I’d like to suggest a simple trilemma. When it comes to private platforms and speech regulation, you can choose two of three: scalability, effectiveness and consistency. You cannot have all three. Furthermore, this trilemma suggests that we — whether as users, citizens or indeed managers of the platforms themselves — won’t ever be happy with how speech is regulated on the internet.

Note that Cowen uses “effective” to mean “doesn’t require so much time that the platform company can’t do its core job anymore.” Back when blogs were new and comment moderation was the big issue we were all trying to resolve, I ran into the same trilemma:

  • If the blog was small, I could easily moderate comments and do it consistently.
  • If I was willing to spend lots of time on moderation, I could manage a large blog with consistent comment policies.
  • If I decided not to worry about consistency, I could manage a large blog without putting a lot of time into comment moderation.

I never came anywhere close to finding a solution to this, and I generally chose option #3. I’d do a bit of moderation here and there, and it would necessarily be pretty inconsistent. However, that left me enough time to actually write a blog even as my audience grew. There’s just no way to spend hours moderating comments and still have hours left over to write a blog of decent quality. The same trilemma affects huge social media platforms:

  • A system that’s big and effective (i.e., lightly moderated by the platform company) will inherently be inconsistent.
  • A system that’s big and consistent will inherently require huge resources from the platform company and therefore won’t be effective.
  • A system that that’s effective and consistent requires too much human intervention to ever become very big.

Most people don’t get this, and therefore expect too much from platform companies like Twitter and Facebook. These companies can use automation to do a lot of the job, but automation isn’t even close to perfect yet. So what do you do? If the automation is too tight, it will eliminate innocent comments and everyone will scream. If the automation is too loose, it will let lots of hate speech through and everyone will scream. If you ditch the automation and use humans, you’ll go bankrupt—and anyway, human moderation is far from perfect too.

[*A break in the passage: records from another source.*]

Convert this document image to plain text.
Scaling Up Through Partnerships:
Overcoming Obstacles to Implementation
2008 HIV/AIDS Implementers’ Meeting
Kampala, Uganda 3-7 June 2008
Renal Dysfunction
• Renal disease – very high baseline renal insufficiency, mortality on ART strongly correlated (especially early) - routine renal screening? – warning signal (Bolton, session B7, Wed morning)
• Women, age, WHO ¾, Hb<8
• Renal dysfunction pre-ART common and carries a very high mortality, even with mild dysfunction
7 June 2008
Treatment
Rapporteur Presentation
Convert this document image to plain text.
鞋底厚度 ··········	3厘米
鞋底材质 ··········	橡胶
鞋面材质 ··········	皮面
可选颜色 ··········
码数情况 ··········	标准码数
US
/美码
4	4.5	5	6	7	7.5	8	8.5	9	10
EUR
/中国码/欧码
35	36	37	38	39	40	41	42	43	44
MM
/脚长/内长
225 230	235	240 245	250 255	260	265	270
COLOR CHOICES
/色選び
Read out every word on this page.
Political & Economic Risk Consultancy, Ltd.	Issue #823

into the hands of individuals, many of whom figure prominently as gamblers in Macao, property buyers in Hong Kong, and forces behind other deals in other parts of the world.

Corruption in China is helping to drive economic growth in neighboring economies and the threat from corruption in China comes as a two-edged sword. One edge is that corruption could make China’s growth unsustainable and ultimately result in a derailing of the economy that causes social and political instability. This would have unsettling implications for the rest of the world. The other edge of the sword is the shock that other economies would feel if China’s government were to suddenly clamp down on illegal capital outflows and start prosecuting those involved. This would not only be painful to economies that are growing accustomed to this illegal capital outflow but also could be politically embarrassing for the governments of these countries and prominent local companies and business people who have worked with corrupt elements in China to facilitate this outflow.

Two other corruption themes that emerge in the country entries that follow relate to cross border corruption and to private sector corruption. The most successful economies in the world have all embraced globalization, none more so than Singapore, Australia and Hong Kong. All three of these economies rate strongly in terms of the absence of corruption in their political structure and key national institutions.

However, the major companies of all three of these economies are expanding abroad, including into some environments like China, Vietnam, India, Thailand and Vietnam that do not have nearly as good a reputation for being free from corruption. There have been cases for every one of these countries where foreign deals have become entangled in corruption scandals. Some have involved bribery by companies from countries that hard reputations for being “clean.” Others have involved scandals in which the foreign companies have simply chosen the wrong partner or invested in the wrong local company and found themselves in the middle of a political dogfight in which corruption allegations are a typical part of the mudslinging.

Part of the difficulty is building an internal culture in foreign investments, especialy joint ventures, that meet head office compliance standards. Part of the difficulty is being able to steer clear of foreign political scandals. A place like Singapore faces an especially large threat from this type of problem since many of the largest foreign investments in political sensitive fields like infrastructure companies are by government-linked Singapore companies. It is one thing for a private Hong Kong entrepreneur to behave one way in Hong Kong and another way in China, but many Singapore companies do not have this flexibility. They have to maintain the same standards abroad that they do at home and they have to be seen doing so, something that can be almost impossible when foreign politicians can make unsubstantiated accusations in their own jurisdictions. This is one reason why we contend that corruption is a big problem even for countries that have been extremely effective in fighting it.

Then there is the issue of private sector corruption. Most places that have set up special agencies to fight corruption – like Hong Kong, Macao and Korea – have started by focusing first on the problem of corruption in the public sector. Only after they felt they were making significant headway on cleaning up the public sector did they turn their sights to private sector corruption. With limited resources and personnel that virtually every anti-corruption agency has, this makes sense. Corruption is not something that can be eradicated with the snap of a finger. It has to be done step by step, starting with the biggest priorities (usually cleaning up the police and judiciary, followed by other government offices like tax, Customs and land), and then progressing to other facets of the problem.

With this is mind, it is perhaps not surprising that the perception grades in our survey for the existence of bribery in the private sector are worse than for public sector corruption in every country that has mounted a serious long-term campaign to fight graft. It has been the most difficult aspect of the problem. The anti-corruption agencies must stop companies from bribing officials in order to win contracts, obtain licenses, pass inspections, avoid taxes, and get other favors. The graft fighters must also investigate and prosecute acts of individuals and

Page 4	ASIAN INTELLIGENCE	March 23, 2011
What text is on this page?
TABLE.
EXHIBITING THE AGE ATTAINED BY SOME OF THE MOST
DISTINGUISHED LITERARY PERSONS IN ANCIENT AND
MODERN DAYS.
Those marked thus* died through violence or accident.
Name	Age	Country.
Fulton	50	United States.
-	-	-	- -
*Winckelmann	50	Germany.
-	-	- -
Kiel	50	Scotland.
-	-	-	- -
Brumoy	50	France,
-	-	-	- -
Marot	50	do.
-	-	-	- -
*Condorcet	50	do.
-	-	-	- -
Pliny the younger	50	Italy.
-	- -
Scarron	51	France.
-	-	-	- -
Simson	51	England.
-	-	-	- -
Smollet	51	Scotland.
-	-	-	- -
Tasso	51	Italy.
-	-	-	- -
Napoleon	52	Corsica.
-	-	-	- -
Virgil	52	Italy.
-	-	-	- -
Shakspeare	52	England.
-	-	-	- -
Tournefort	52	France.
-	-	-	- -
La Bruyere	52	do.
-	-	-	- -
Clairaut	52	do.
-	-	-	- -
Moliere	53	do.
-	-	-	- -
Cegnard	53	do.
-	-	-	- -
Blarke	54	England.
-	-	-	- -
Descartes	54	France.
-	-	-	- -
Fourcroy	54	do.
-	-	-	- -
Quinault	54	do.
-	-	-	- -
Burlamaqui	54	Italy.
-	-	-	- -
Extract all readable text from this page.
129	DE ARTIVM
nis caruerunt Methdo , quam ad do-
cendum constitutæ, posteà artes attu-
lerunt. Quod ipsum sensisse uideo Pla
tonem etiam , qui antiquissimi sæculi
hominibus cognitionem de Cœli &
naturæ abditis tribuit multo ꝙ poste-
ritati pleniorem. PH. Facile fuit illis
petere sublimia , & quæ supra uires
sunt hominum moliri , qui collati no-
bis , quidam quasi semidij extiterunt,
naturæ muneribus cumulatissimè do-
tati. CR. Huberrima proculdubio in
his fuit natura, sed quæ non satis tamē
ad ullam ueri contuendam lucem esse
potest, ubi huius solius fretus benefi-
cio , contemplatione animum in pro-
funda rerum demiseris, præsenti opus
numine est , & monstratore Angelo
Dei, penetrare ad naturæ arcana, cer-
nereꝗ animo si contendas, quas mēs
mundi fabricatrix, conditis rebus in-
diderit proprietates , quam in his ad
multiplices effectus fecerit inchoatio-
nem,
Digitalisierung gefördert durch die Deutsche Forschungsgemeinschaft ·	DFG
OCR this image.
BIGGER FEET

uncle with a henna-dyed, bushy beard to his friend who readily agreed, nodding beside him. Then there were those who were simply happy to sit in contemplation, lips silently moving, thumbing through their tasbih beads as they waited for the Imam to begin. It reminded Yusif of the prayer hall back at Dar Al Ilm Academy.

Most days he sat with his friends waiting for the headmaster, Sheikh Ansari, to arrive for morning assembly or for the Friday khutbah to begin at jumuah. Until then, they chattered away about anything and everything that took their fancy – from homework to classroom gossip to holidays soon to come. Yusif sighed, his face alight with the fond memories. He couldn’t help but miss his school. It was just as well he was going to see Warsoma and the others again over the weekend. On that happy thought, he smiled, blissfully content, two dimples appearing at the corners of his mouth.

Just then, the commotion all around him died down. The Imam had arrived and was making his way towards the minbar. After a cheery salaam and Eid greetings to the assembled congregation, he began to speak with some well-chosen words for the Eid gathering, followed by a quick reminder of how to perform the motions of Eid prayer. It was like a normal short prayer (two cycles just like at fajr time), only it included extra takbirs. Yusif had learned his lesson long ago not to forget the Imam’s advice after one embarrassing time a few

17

I didn’t have an answer to this back when I was a lone blogger (these days I get help from MoJo moderators), and I don’t have one today. However, my own personal view is that we should think of internet moderation about the same as we think of real-life moderation. This leads me in the direction of (a) light moderation that lets people say whatever they want, even if it’s gruesome, and (b) giving users the tools to do their own moderation. I’m far more in favor of the latter than I am with Twitter or Facebook making centralized decisions about what to allow and what to ban.

This is not a perfect solution, but that’s because there are no perfect solutions. And there’s no question that different people benefit from different levels of moderation. It’s one thing for a white man like me to prefer light moderation, but quite another for a black woman who gets far more abuse. Nonetheless, I don’t really see a good solution other than giving us all more and more tools to set our own preferred moderation levels while we wait for automated systems to get better. That’s going to be a while.